Last month we wrote about how the Ripon City Plan could deliver the changes to make Ripon a better place, by putting in place a strategy that identifies, encourages and pro-actively supports private sector investment in the right location.

Sunday, 19th March 2017, 1:14 pm
Updated Friday, 24th March 2017, 10:23 am
The City Plan will make Ripon a better place.

Our approach to providing more modern retail floor space in the city centre, our approach to identifying sites for new hotels and our approach to regenerating brownfield and under-utilised land and premises to provide mixed use development are all examples of this strategy.

However, as we have said numerous times before, planning policies alone will not be able to deliver the future Ripon that we all want to see and is why we have identified a number of complementary projects.

These are activities which contribute to the overall vision and objectives set out in the Ripon City Plan and need time, work and often money to develop further.

In relation to this, the City Plan is acting as a catalyst for investment by ensuring that there is a comprehensive strategic approach for the development of the city and that links are made between proposals for public and private sector investments. This ensures that each benefits from the other and positive results are maximised.

The production and implementation of a Ripon Sports Development Strategy is an identified complementary project and was included in the City Plan on the basis of addressing the known shortage of playing pitches and a desire to enhance the range of sports on offer in the city.

Work on this project has already begun, led by North Yorkshire Sport, who have been liaising with the various sports clubs in and around the city to understand their growth aspirations and their current issues and limitations.

This is a necessary first step to exploring whether a multi-sport facility is viable on the sports fields at the barracks site and exploring the grant funding opportunities which may support such a development.

Similarly, from our consultations there are a number of people who believe that the city would benefit from a new arts and culture centre.

There is not currently sufficient evidence to justify this and enable the City Plan to propose a location or an appropriate policy at the moment.

The need to carry out a study to identify the demand requirements for performing arts space within the city and potential sustainable locations is recognised.

Grant funding could be necessary to carry out this feasibility study and in all likelihood to develop and operate the facility.

However, funding need not be a barrier to major improvements being delivered.

For good quality projects money is available from a variety of sources.

Another of the complementary projects outlined is the development of a Cathedral Precinct masterplan to identify development aspirations.

The City Plan’s encouragement has been part of the support that has enabled the submission of the multi-million pound Heritage Lottery Fund bid to deliver key elements of the masterplan.

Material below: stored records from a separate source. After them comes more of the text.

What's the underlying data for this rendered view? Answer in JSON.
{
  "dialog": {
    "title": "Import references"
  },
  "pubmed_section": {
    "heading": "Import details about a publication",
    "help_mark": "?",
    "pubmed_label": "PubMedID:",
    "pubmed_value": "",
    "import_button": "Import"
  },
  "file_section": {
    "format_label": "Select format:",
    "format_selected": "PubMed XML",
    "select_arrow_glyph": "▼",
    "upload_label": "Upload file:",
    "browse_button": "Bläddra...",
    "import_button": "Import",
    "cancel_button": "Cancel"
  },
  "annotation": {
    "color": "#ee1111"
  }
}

The outcome of this application will become known in the coming weeks and if successful could help to unlock further investment in the area that we are now calling East of Market Place.

Whilst the City Plan seeks to encourage major investments there are also a number of smaller-scale investments that could make Ripon better too.

These could be delivered through planning obligations and agreements, where applicants for planning permission make a financial contribution to mitigate the wider impacts of their development. The City Plan fulfils many roles, primarily it is a Neighbourhood Plan but in many respects it is also an investment prospectus for the city.

A document which encourages public and private sector bodies to invest in the confidence that there is a clear strategic direction and an engaged and supportive community and that is what is needed for the future of Ripon.